Who speaks for the children?
There is growing national debate over school governance. The historic model around the nation is elected school boards. The school boards represent the community, parents and taxpayers, hire a superintendent, and set policy for schools. This model is increasingly coming under attack . The eduwonks are rejecting the centuries old concept of elected school boards and proffer the education mayor.
Although the self-styled experts have hopped on the mayoral control bandwagon the recipients of school services and the funders of school services are not so enthusiastic.
Bills have already been introduced in the New York State Legislature that would restrain the powers of the education mayor .
Events of the last month have crystallized the debate. The economy is struggling and the City faces a budget gap. The Mayor announced cuts across the board, including an immediate 1.75% cut all schools and a five per cent cut for all schools next year. The Chancellor blithely snatched the money out of school budgets, with nary a word of criticism, or, any plan that would cut Department funds without impacting schools.
This Wednesday, March 19th, a range of organizations, the teachers union, parents, advocates and electeds will rally to oppose the cuts.

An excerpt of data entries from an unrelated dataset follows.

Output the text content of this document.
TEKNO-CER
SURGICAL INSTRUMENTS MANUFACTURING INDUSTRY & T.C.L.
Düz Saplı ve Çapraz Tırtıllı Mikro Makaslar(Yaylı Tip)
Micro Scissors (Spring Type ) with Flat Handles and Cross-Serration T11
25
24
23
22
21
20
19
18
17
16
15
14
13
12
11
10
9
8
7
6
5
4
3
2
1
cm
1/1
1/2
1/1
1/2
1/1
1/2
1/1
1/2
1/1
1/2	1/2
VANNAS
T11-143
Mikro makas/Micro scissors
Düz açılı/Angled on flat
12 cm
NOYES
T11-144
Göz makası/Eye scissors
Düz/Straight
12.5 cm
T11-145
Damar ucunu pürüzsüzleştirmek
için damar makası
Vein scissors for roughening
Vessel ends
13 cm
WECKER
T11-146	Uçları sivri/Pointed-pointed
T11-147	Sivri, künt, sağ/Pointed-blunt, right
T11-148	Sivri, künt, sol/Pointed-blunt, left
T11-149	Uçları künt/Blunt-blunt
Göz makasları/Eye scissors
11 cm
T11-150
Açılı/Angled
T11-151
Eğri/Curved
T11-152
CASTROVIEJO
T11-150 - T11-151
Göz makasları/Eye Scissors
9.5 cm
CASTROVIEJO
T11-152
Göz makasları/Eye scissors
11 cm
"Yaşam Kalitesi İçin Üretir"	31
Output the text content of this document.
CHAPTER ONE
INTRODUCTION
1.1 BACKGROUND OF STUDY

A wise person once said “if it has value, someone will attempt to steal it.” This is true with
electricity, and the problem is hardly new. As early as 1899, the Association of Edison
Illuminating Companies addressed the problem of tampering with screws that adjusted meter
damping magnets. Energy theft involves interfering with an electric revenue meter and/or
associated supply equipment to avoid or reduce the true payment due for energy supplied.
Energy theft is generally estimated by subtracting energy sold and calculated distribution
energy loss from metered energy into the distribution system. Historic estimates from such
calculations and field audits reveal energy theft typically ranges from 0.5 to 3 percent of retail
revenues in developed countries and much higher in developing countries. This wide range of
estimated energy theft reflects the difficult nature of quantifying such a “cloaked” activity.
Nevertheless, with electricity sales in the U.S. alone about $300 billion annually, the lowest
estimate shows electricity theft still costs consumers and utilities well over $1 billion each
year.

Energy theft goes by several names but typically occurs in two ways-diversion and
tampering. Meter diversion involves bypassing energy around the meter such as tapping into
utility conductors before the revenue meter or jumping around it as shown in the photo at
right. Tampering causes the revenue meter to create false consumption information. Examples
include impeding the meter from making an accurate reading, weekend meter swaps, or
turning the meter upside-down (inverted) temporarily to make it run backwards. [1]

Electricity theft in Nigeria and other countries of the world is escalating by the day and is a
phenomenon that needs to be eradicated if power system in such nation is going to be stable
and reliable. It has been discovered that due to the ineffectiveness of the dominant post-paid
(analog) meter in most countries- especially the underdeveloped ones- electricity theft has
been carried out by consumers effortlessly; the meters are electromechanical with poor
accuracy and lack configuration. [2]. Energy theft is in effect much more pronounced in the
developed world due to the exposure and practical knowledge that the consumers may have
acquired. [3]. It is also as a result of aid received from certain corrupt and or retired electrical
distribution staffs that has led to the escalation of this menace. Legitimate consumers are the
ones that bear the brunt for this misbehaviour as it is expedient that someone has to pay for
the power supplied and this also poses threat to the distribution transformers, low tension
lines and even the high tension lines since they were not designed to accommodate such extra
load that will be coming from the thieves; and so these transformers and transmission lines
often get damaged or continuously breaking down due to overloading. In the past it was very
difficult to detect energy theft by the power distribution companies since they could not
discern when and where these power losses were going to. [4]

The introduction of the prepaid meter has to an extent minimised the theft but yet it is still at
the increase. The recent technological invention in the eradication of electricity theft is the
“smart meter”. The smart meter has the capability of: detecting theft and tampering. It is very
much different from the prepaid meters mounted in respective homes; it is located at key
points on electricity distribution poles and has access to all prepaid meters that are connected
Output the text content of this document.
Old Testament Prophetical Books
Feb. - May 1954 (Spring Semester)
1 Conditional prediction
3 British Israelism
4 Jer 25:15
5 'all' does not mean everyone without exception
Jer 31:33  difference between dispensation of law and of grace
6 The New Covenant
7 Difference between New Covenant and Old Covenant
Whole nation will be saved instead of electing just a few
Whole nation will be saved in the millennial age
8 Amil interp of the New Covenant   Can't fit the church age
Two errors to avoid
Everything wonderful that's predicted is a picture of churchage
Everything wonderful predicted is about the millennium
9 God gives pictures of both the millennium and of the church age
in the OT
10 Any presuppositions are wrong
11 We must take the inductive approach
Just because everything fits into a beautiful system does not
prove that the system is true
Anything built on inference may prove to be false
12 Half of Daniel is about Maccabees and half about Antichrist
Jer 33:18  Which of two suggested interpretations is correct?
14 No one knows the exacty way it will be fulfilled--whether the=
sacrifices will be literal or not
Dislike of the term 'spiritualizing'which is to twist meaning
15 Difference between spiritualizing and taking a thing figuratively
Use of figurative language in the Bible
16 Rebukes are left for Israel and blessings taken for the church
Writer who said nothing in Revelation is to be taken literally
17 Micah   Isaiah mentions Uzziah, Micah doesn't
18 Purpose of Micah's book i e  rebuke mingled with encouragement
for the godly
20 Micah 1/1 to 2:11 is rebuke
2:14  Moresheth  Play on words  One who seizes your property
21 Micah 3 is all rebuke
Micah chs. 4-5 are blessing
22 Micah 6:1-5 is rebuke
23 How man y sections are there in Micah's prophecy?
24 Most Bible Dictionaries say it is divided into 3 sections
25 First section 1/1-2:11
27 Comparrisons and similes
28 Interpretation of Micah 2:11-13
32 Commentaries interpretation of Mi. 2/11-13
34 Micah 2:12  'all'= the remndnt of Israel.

The Chancellor, in the thrall of the Mayor, has been silent.
The budget cuts are directly impacting services to children in each and every school. Other choices are ignored: cutting budgets of Support Organizations, cutting salaries of non-union Tweed staff, reducing Tweed staff: the cuts “take bread out of the mouths of babes,” and, apparently for Tweed, that is acceptable.
The Chancellor cannot both be the defender and the enemy of education. He cannot on one hand give his stock “Education is a Civil Right” speech and then ignore the civil rights of children by cutting school budgets.
As the education community engages in a debate over mayoral control an obvious flaw is the absence of representatives of parents and children, an absence of any checks and balances, an absence of any role for those who fund schools.
An educational mayor and Quisling chancellor harm us all.